Quite a few shots later, Jack has gone much further than he meant to in reassuring Hannah that she's still attractive and desirable. They end up having drunken sex — hilariously, for all of about 10 seconds — and that potentially awkward situation becomes infinitely more fraught when they awaken bleary-eyed the next morning to the sound of Iris arriving unexpectedly.
Jack's reaction — after he's begged Hannah not to let Iris know they've slept together — is something on the order of "Wha', how, whi', why're you, wha', how'd the, what're you doin' here?"
As you may gather from that collection of syllables, the conversation in Your Sister's Sister has a loose, improvisatory feel, partly because much of the dialogue was improvised. Writer-director Lynn Shelton likes to work that way — as she did in her previous comedy, Hump Day, which also starred Duplass in a situation where sex got complicated.
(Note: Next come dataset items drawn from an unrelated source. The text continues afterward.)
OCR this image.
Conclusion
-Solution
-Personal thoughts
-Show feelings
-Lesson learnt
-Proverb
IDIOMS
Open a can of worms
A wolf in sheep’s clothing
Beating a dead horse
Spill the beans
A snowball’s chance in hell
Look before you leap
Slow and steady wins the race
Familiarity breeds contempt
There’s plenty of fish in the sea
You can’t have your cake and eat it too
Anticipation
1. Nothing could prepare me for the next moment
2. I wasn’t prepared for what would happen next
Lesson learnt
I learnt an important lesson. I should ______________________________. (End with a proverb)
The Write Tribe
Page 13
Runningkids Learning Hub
This film, shot in just 12 days, goes so far as to credit her three stars as creative consultants, and their heightened involvement in what they're saying pays clear dividends. You can feel the immediacy deepening as secrets are revealed, relationships recalibrated, and Jack goes into panic mode in a Puget Sound woodland that serves as a lush background for sparring between both siblings and friends.
Duplass is doing his conflicted mumblecore thing quite elegantly these days, and he's joined here by Blunt's fragile Iris and DeWitt's alternately guarded and abrasive Hannah. Also by perhaps one too many unlikely betrayals in the final reel — but by that time, audiences will likely have been so seduced by the film's spontaneous wit and understated charm that only the really churlish will object.